Impacts of teleworking and online shopping on travel: a tour-based analysis.

作者信息

Shah Harsh, Carrel Andre L, Le Huyen T K

机构信息

Department of Civil, Environmental, and Geodetic Engineering, The Ohio State University, Columbus, OH USA.

Knowlton School of Architecture, City and Regional Planning Section, The Ohio State University, Columbus, OH USA.

出版信息

Transportation (Amst). 2022 Aug 24:1-29. doi: 10.1007/s11116-022-10321-9.

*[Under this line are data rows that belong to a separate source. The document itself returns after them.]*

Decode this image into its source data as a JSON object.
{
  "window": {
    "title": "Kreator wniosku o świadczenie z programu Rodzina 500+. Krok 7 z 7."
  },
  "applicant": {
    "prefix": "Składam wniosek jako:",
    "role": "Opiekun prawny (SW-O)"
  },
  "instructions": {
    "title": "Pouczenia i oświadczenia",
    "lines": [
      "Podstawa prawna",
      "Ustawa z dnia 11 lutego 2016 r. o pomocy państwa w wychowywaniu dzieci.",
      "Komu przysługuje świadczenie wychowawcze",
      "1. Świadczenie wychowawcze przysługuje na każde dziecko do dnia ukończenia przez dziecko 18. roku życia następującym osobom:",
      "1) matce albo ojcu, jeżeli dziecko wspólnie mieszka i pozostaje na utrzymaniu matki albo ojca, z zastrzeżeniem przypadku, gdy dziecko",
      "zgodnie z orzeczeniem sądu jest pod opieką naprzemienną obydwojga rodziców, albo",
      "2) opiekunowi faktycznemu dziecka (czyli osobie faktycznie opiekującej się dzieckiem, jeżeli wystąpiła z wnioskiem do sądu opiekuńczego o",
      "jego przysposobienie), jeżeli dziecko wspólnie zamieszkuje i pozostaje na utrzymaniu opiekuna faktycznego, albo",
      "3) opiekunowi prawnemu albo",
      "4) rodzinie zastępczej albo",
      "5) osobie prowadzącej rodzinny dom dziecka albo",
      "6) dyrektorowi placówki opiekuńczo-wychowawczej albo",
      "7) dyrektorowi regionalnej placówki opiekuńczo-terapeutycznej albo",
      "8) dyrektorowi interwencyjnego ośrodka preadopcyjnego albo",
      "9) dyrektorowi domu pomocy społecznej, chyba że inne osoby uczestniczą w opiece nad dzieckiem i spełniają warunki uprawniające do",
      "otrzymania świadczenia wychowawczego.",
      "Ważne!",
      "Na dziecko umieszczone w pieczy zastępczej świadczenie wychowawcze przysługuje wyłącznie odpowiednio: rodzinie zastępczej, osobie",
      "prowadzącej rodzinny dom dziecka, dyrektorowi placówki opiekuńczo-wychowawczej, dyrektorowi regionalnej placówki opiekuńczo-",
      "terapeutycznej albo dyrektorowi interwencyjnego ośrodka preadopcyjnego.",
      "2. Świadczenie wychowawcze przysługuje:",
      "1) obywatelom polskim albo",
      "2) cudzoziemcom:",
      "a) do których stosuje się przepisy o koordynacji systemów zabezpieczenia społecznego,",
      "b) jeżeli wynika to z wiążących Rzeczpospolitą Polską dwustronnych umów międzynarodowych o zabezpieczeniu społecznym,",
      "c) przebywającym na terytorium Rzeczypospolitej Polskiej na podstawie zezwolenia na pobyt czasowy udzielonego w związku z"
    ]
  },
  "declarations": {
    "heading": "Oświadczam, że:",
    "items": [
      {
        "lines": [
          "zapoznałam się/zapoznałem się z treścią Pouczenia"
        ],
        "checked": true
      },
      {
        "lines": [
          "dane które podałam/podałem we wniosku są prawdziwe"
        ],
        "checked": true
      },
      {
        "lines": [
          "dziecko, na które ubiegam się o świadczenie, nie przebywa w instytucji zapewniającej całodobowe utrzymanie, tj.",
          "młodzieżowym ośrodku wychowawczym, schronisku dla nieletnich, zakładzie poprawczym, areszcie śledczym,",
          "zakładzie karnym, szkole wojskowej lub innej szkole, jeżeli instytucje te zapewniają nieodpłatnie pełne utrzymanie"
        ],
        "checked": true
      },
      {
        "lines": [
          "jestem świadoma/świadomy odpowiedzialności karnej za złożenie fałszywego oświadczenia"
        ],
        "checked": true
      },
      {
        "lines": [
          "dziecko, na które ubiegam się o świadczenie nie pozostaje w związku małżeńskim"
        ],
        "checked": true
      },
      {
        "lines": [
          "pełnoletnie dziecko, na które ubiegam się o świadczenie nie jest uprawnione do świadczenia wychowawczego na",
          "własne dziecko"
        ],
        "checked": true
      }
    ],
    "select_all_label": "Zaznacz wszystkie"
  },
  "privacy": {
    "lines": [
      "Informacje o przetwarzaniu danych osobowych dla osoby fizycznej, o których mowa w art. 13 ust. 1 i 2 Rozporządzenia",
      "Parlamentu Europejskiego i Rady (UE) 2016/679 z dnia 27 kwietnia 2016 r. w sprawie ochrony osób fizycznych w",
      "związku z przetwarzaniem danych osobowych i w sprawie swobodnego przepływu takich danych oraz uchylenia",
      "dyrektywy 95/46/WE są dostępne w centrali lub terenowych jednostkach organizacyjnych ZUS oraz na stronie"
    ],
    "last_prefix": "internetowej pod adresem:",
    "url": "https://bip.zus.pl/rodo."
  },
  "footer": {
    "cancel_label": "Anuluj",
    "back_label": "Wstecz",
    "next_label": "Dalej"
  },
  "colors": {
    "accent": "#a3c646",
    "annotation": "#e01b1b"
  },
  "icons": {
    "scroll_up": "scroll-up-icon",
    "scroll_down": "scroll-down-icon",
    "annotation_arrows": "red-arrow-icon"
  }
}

DOI:10.1007/s11116-022-10321-9
PMID:36033420
原文链接:https://pmc.ncbi.nlm.nih.gov/articles/PMC9399593/
Abstract

Large-scale adoption of telemobility, such as teleworking and online shopping, has affected travel patterns significantly. The impacts of teleworking and online shopping on travel have been studied separately and with trip-level analyses, thereby ignoring tour complexity, trip chaining, and activity scheduling. We aim to address this gap by investigating the interactions between online shopping, teleworking, and travel at a tour level, considering trip chaining and the importance of the activities involved. We classify tours into mandatory (e.g., travel for work, school), maintenance (e.g., travel for grocery shopping, appointments, errands), and discretionary (e.g., travel for non-grocery shopping, leisure, religious activities) tours according to the primary activity purpose. We then estimate a structural equation model using a one-week activity-travel diary from the 2019 Puget Sound Regional Travel Study. The results indicate that teleworking reduced mandatory and maintenance tours while increasing online shopping. Mandatory tours were negatively associated with both maintenance tours and online shopping, whereas the number of maintenance tours was positively associated with the number of discretionary tours. We did not find a statistically significant relationship between online shopping, maintenance tours, and discretionary tours. Overall, this study offers new insights into the effect of teleworking and online shopping on travel, with potential implications for travel demand modeling and management, as well as for the design of travel surveys that take such virtual activities into account.

摘要

远程移动性的大规模采用,如远程工作和网上购物,已对出行模式产生了重大影响。远程工作和网上购物对出行的影响已分别进行研究,并采用行程层面的分析方法,从而忽略了出行的复杂性、行程衔接以及活动安排。我们旨在通过在出行层面研究网上购物、远程工作与出行之间的相互作用来填补这一空白,同时考虑行程衔接以及所涉活动的重要性。根据主要活动目的,我们将出行分为强制性出行(如上班、上学出行)、维持性出行(如去杂货店购物、赴约、跑腿出行)和自主性出行(如非杂货店购物、休闲、宗教活动出行)。然后,我们使用2019年普吉特海湾地区出行研究中的一周活动 - 出行日记估计了一个结构方程模型。结果表明,远程工作减少了强制性出行和维持性出行,同时增加了网上购物。强制性出行与维持性出行和网上购物均呈负相关,而维持性出行的次数与自主性出行的次数呈正相关。我们没有发现网上购物、维持性出行和自主性出行之间存在统计学上的显著关系。总体而言,本研究为远程工作和网上购物对出行的影响提供了新的见解,对出行需求建模与管理以及考虑此类虚拟活动的出行调查设计具有潜在意义。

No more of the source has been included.